The authors said the Taliban’s relationship with al-Qaeda prevents it from “receiving international recognition and makes it harder to reach a deal with the US and the Afghan government.”
The paper says the problem lies in the Taliban viewing al-Qaeda as Muslim “guests,” consequently “the Taliban cannot betray them or hand them over to non-Muslims,” which is the position the Taliban has taken since 2001. Al-Qaeda and Taliban religious differences
Being seen to be working with the Taliban allows al-Qaeda to portray itself as defender of “Muslim lands”, the paper noted.

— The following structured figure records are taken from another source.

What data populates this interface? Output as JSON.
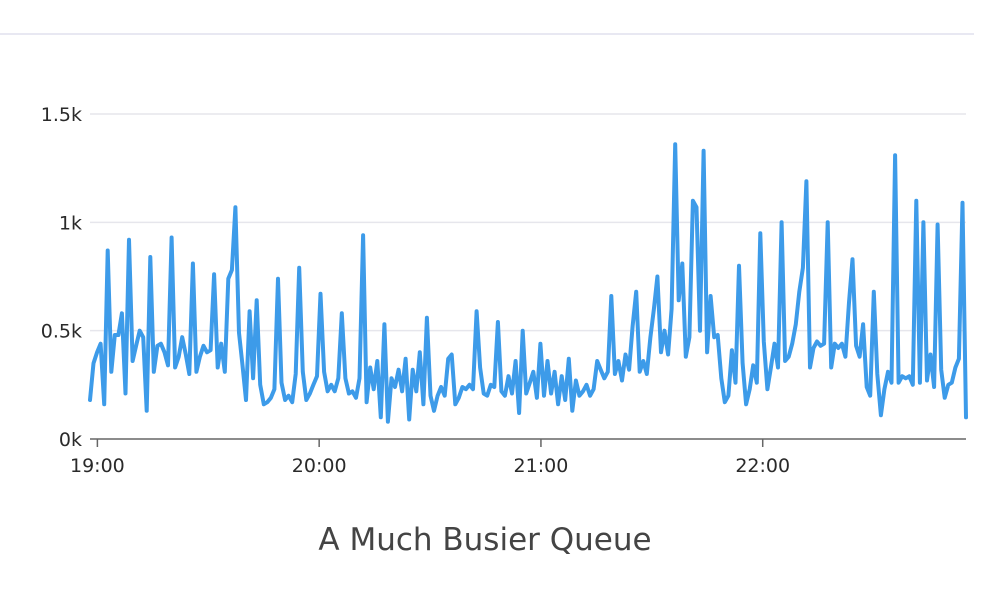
{
  "caption": "A Much Busier Queue",
  "colors": {
    "line": "#3d9be9",
    "grid": "#e6e6ec",
    "axis": "#666666",
    "rule": "#e8e8f2"
  },
  "chart_data": {
    "type": "line",
    "title": "",
    "caption": "A Much Busier Queue",
    "xlabel": "",
    "ylabel": "",
    "grid": true,
    "ylim": [
      0,
      1500
    ],
    "y_ticks": [
      0,
      500,
      1000,
      1500
    ],
    "y_tick_labels": [
      "0k",
      "0.5k",
      "1k",
      "1.5k"
    ],
    "x_range": [
      "18:58",
      "22:55"
    ],
    "x_ticks": [
      "19:00",
      "20:00",
      "21:00",
      "22:00"
    ],
    "series": [
      {
        "values": [
          180,
          350,
          400,
          440,
          160,
          870,
          310,
          480,
          480,
          580,
          210,
          920,
          360,
          430,
          500,
          470,
          130,
          840,
          310,
          430,
          440,
          400,
          340,
          930,
          330,
          380,
          470,
          390,
          300,
          810,
          310,
          380,
          430,
          400,
          410,
          760,
          330,
          440,
          310,
          740,
          780,
          1070,
          490,
          340,
          180,
          590,
          280,
          640,
          250,
          160,
          170,
          190,
          230,
          740,
          260,
          180,
          200,
          170,
          300,
          790,
          310,
          180,
          210,
          250,
          290,
          670,
          310,
          220,
          250,
          220,
          280,
          580,
          280,
          210,
          220,
          190,
          280,
          940,
          170,
          330,
          230,
          360,
          100,
          530,
          80,
          280,
          240,
          320,
          220,
          370,
          90,
          320,
          220,
          400,
          160,
          560,
          200,
          130,
          200,
          240,
          200,
          370,
          390,
          160,
          190,
          240,
          230,
          250,
          230,
          590,
          330,
          210,
          200,
          250,
          240,
          540,
          220,
          200,
          290,
          210,
          360,
          120,
          500,
          210,
          260,
          310,
          190,
          440,
          200,
          360,
          210,
          310,
          160,
          290,
          180,
          370,
          130,
          270,
          200,
          220,
          250,
          200,
          230,
          360,
          320,
          280,
          310,
          660,
          300,
          360,
          270,
          390,
          320,
          520,
          680,
          310,
          360,
          300,
          470,
          600,
          750,
          400,
          500,
          390,
          600,
          1360,
          640,
          810,
          380,
          470,
          1100,
          1070,
          500,
          1330,
          400,
          660,
          470,
          480,
          280,
          170,
          200,
          410,
          260,
          800,
          350,
          160,
          230,
          340,
          260,
          950,
          450,
          230,
          330,
          440,
          330,
          1000,
          360,
          380,
          440,
          530,
          680,
          790,
          1190,
          330,
          420,
          450,
          430,
          440,
          1000,
          330,
          440,
          420,
          440,
          380,
          630,
          830,
          430,
          380,
          530,
          240,
          200,
          680,
          300,
          110,
          230,
          310,
          260,
          1310,
          260,
          290,
          280,
          290,
          250,
          1100,
          260,
          1000,
          270,
          390,
          240,
          990,
          320,
          190,
          250,
          260,
          330,
          370,
          1090,
          100
        ]
      }
    ]
  }
}
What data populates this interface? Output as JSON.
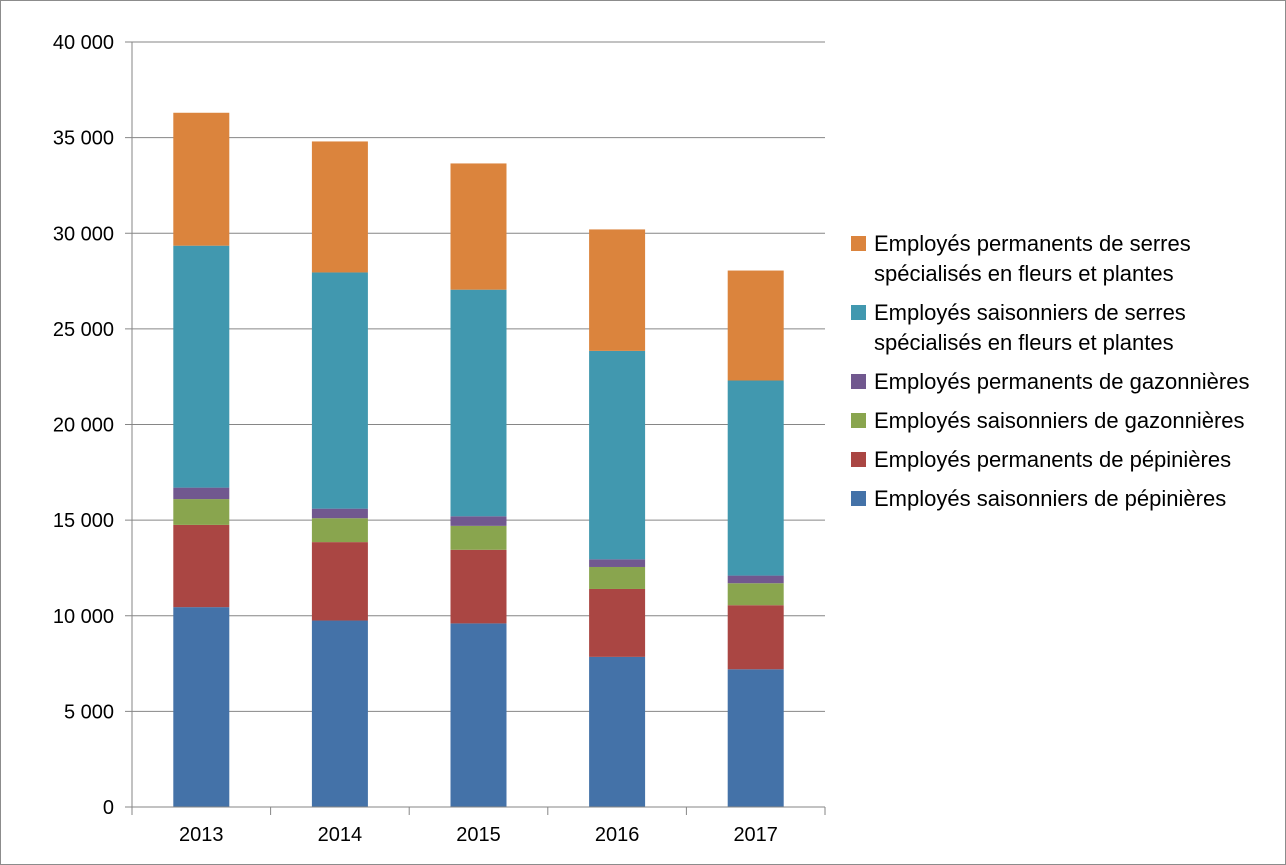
{
  "chart_data": {
    "type": "bar",
    "stacked": true,
    "categories": [
      "2013",
      "2014",
      "2015",
      "2016",
      "2017"
    ],
    "ylim": [
      0,
      40000
    ],
    "yticks": [
      0,
      5000,
      10000,
      15000,
      20000,
      25000,
      30000,
      35000,
      40000
    ],
    "ytick_labels": [
      "0",
      "5 000",
      "10 000",
      "15 000",
      "20 000",
      "25 000",
      "30 000",
      "35 000",
      "40 000"
    ],
    "grid": true,
    "legend_position": "right",
    "series": [
      {
        "name": "Employés saisonniers de pépinières",
        "color": "#4472a8",
        "values": [
          10450,
          9750,
          9600,
          7850,
          7200
        ]
      },
      {
        "name": "Employés permanents de pépinières",
        "color": "#aa4643",
        "values": [
          4300,
          4100,
          3850,
          3550,
          3350
        ]
      },
      {
        "name": "Employés saisonniers de gazonnières",
        "color": "#89a54e",
        "values": [
          1350,
          1250,
          1250,
          1150,
          1150
        ]
      },
      {
        "name": "Employés permanents de gazonnières",
        "color": "#71588f",
        "values": [
          600,
          500,
          500,
          400,
          400
        ]
      },
      {
        "name": "Employés saisonniers de serres spécialisés en fleurs et plantes",
        "color": "#4198af",
        "values": [
          12650,
          12350,
          11850,
          10900,
          10200
        ]
      },
      {
        "name": "Employés permanents de serres spécialisés en fleurs et plantes",
        "color": "#db843d",
        "values": [
          6950,
          6850,
          6600,
          6350,
          5750
        ]
      }
    ]
  }
}
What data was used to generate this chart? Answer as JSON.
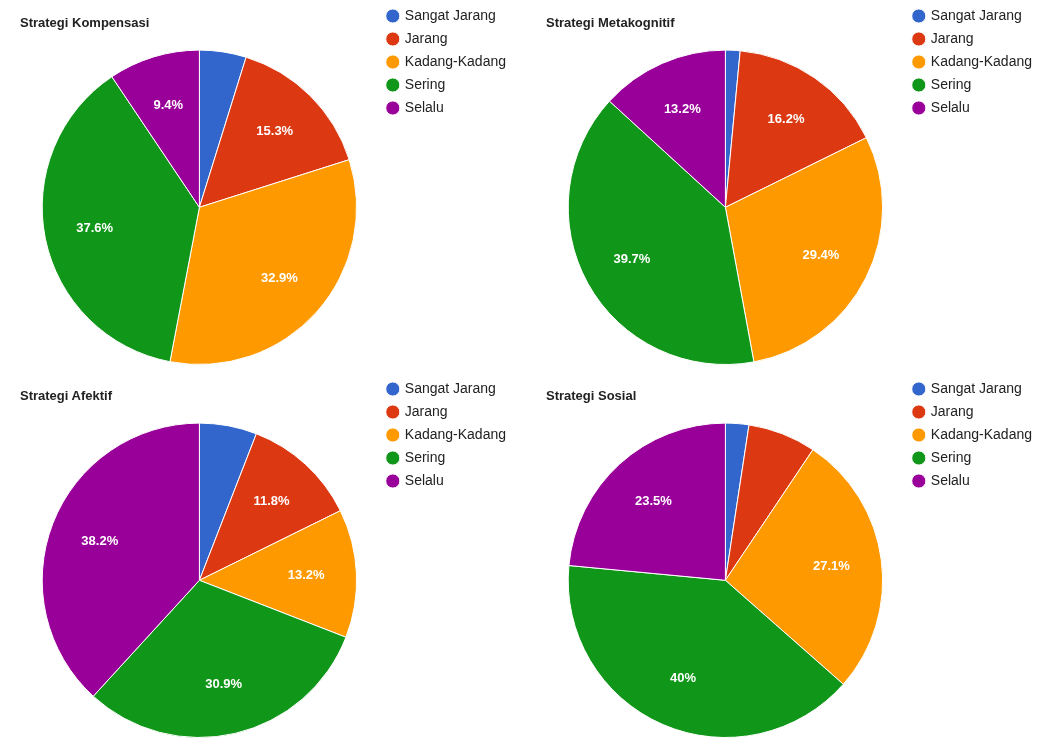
{
  "chart_data": [
    {
      "type": "pie",
      "title": "Strategi Kompensasi",
      "categories": [
        "Sangat Jarang",
        "Jarang",
        "Kadang-Kadang",
        "Sering",
        "Selalu"
      ],
      "values": [
        4.8,
        15.3,
        32.9,
        37.6,
        9.4
      ],
      "colors": [
        "#3366cc",
        "#dc3912",
        "#ff9900",
        "#109618",
        "#990099"
      ],
      "value_labels": [
        null,
        "15.3%",
        "32.9%",
        "37.6%",
        "9.4%"
      ],
      "legend": "right"
    },
    {
      "type": "pie",
      "title": "Strategi Metakognitif",
      "categories": [
        "Sangat Jarang",
        "Jarang",
        "Kadang-Kadang",
        "Sering",
        "Selalu"
      ],
      "values": [
        1.5,
        16.2,
        29.4,
        39.7,
        13.2
      ],
      "colors": [
        "#3366cc",
        "#dc3912",
        "#ff9900",
        "#109618",
        "#990099"
      ],
      "value_labels": [
        null,
        "16.2%",
        "29.4%",
        "39.7%",
        "13.2%"
      ],
      "legend": "right"
    },
    {
      "type": "pie",
      "title": "Strategi Afektif",
      "categories": [
        "Sangat Jarang",
        "Jarang",
        "Kadang-Kadang",
        "Sering",
        "Selalu"
      ],
      "values": [
        5.9,
        11.8,
        13.2,
        30.9,
        38.2
      ],
      "colors": [
        "#3366cc",
        "#dc3912",
        "#ff9900",
        "#109618",
        "#990099"
      ],
      "value_labels": [
        null,
        "11.8%",
        "13.2%",
        "30.9%",
        "38.2%"
      ],
      "legend": "right"
    },
    {
      "type": "pie",
      "title": "Strategi Sosial",
      "categories": [
        "Sangat Jarang",
        "Jarang",
        "Kadang-Kadang",
        "Sering",
        "Selalu"
      ],
      "values": [
        2.4,
        7.0,
        27.1,
        40,
        23.5
      ],
      "colors": [
        "#3366cc",
        "#dc3912",
        "#ff9900",
        "#109618",
        "#990099"
      ],
      "value_labels": [
        null,
        null,
        "27.1%",
        "40%",
        "23.5%"
      ],
      "legend": "right"
    }
  ]
}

Without the cover the Taliban provides, al-Qaeda would be forced to relocate to another part of the world.
The authors write that al-Qaeda’s view of Islam differs from that of the Taliban, but bin Laden’s organisation is ready to “tolerate such religious differences for the greater good of the jihad.”
However, “the Taliban might ultimately sell out al-Qaeda as part of a deal with the US or the Afghan government,” the paper noted.
Taliban, al-Qaeda growing apart
The paper revealed that “the Taliban have largely sought to keep al-Qaeda fighters out of their area of operations in Afghanistan in order to gradually del-link themselves from ‘terrorists.’ ”
Direct participation of Arab jihadists now largely occurs through the Haqqani network (a branch of the Taliban active in south-eastern Afghanistan in contrast to the south of Afghanistan where the insurgency is led by the Quetta Shura group under Mullah Omar). However, “total Arab jihadist involvement in Afghanistan has generally diminished since late 2008.”
Al-Qaeda sought to use “supportive” Pakistani religious scholars, especially hard-line Deobandis, to place indirect pressure on the Afghan Taliban to continue to support the organisation.
Bin Laden’s organisation also built stronger links with Pakistani jihadist groups such as Tehreek-e-Taliban and Lashkar-e-Taiba to “guard against any attempts by the Quetta Shura to control” al-Qaeda.
The researchers noted that al-Qaeda stepped up attempts to establish alternative bases in Yemen and Somalia “as insurance” in the event an agreement was reached between the Afghan government, its Western backers and the Taliban.
Signs of differences between al-Qaeda. the Taliban
Recent statements from the Taliban and al-Qaeda highlight some of their differences, the paper noted.
“For instance, the Taliban’s Eid message made no references to foreign fighters in Afghanistan and framed its ‘jihad’ as a legitimate resistance to foreign ‘aggression’ in line with international norms rather than as part of a global religious conflict – a view which al-Qaeda would entirely reject,” the researchers wrote.
The statement additionally called for ‘Muslim countries’ to help stabilise Afghanistan. However, al-Qaeda believes such regimes are “apostates,” the authors noted.
Al-Qaeda has recently issued a large number of statements saying that the Americans are being defeated in Afghanistan and that the Taliban will never negotiate. This is “propaganda that is clearly intended to make it harder for the Taliban to begin such negotiations,” they wrote.
The researchers conclude that it is unlikely the Taliban will hand over bin Laden “to non-Muslims” or allow him to be killed or captured.
However, there are face-saving compromises that would allow the Taliban to make a deal without appearing to “betray” al-Qaeda, the paper noted.
One option is for the Quetta Shura to agree to entirely relocate to Afghanistan while leaving Bin Laden under local tribal protection in Waziristan, Pakistan.
Another option might be for the Taliban to put Bin Laden on trial in one of their “Sharia courts” on charges of encouraging attacks against “innocent Muslim civilians.”